Die Eisenbergs orientieren sich fortan dreimal pro Woche für jeweils eineinhalb bis zwei Stunden in ihrer Trainingsausrichtung für ihren neuen Schützling an den Prinzipien für eine vielseitige Grundausbildung. „Die inzwischen 13-jährige Janne befindet sich zurzeit in der ersten Phase des Trainingsaufbaus“, sagt Jutta Eisenberg, „dabei geht es um die Vermittlung von Grundlagen bezüglich der konditionellen Fähigkeiten auf den Gebieten von Schnelligkeit, Schnellkraft, Ausdauer und Beweglichkeit sowie der Fertigkeiten bezüglich leichtathletischer Bewegungsabläufe.“

Das alles geschehe unter Berücksichtigung von Jannes besonderer Begabung für den Weitsprung und den Sprint. 2020 läuft Janne die 75 Meter in Hessenrekordzeit von 9,53 Sekunden. Ein Jahr später beeindruckt sie über die 100 Meter mit 12,74 Sekunden und kratzt im Weitsprung mit 4,97 Metern an der 5-Meter-Marke. Im Blockwettkampf der W 13 mit den Disziplinen 60-Meter-Hürden, Weitsprung, 75 Meter, Ballwurf und 800 Meter bringt sie es auf 2 592 Punkte. „Auch im kommenden Jahr wird die Entwicklung der Mehrkampfleistungen im Mittelpunkt der Trainingsbemühungen stehen“, betont Jutta Eisenberg.

Bereit für Herausforderungen

Die erhöhte Belastung im Training empfindet Janne nicht als solche. Die Eisenbergs seien zwar streng, aber freundlich. „Sie verlangen mir natürlich einiges ab.“ Und sie ist bereit. Allerdings hat die Gymnasiastin am Landschulheim Steinmühle in der zu Ende gehenden Corona-Saison nur wenig Gelegenheit, ihr ganzes Können unter Wettkampfbedingungen zu zeigen. Immerhin hat sie bei Meetings in Borken und Schwalbach über 100 Meter und im Weitsprung an den Start gehen können.
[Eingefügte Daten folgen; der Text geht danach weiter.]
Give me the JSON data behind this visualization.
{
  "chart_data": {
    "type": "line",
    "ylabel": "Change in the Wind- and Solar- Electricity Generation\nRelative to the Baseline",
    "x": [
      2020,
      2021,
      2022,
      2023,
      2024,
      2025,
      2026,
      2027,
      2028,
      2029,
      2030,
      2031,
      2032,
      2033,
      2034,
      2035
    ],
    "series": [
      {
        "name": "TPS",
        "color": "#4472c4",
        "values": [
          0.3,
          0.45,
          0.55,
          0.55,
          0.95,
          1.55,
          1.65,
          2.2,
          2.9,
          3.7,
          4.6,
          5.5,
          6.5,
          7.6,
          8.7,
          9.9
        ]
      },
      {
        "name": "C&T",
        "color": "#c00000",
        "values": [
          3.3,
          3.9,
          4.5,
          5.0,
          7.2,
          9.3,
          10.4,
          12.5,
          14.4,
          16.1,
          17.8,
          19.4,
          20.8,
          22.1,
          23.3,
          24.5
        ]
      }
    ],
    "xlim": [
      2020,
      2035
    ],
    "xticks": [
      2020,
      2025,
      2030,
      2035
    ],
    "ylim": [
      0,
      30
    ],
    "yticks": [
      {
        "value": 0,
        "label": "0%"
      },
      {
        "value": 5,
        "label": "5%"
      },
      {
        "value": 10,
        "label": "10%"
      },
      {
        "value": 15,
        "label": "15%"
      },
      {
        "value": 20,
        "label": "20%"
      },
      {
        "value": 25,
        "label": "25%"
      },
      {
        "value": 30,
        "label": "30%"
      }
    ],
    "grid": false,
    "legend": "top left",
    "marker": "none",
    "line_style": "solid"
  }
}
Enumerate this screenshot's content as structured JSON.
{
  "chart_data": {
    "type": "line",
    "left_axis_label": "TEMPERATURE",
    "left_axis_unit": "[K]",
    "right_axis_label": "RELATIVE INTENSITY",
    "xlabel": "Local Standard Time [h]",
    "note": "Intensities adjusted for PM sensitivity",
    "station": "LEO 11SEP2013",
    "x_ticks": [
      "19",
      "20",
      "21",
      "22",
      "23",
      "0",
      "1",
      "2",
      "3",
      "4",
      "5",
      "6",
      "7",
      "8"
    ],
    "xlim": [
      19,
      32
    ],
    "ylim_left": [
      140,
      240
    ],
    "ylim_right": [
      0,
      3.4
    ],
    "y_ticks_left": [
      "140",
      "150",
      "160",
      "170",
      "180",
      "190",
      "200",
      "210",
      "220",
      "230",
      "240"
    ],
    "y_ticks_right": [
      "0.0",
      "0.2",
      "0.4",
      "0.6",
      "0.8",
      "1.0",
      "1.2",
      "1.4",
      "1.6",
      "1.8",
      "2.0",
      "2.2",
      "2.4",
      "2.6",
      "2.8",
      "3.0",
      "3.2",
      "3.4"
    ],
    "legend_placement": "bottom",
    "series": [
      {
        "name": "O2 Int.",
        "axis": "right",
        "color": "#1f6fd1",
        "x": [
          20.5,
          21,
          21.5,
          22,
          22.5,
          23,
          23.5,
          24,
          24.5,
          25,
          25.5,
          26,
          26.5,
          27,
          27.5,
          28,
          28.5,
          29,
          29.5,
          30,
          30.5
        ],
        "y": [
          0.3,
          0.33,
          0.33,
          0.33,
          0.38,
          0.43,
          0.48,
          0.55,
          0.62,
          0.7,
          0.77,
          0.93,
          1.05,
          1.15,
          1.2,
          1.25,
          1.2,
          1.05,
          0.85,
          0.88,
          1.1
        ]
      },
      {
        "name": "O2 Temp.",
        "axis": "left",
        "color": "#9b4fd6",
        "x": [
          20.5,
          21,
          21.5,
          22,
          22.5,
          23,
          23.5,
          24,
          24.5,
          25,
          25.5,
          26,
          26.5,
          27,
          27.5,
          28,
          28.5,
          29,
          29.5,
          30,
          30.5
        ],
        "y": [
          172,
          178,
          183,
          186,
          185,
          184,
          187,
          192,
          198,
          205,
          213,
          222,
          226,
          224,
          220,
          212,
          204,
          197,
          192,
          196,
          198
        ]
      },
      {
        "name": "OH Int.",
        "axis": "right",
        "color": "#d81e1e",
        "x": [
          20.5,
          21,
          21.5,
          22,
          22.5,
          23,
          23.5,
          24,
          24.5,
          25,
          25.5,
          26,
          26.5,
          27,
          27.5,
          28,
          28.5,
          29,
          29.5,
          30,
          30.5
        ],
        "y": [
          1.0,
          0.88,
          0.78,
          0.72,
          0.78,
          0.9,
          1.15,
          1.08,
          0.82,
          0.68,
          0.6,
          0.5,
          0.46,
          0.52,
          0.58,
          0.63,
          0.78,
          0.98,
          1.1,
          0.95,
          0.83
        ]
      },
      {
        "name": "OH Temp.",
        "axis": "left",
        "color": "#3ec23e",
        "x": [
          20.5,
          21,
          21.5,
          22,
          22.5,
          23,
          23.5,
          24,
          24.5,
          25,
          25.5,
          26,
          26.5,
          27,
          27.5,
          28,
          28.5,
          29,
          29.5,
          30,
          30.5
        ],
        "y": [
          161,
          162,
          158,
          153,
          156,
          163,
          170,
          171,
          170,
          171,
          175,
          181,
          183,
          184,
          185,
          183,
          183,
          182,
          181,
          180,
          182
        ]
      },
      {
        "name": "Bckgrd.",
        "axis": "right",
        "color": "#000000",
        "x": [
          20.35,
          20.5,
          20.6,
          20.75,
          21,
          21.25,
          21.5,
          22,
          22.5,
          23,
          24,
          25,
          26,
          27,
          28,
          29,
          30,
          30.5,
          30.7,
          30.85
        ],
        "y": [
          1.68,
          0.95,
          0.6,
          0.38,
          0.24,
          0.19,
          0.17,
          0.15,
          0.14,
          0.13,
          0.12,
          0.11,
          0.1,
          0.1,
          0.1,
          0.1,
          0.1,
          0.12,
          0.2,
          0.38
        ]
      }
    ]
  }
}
Sie fühlt sich fit und blickt voraus auf die kommende Saison. Ob sie ihre Leistungen künftig steigern kann, hängt von vielen Faktoren ab. „Sie ist im Sprintbereich derzeit ein überragendes Talent“, sagt Trainerin Eisenberg. Gleichwohl lasse sich ihre weitere Leistungsentwicklung nur schwer prognostizieren, zumal in der Trainingswissenschaft der Grundsatz vertreten werde, dass sich das Talent in der Tätigkeit zeige. Mit anderen Worten: Das Ausmaß der sportlichen Begabung könne immer nur aktuell festgestellt werden. Noch ist Janne von der eigenen Zuversicht und dem Willen getragen, es nach oben zu schaffen. Wie hoch es gehen wird, bleibt also abzuwarten.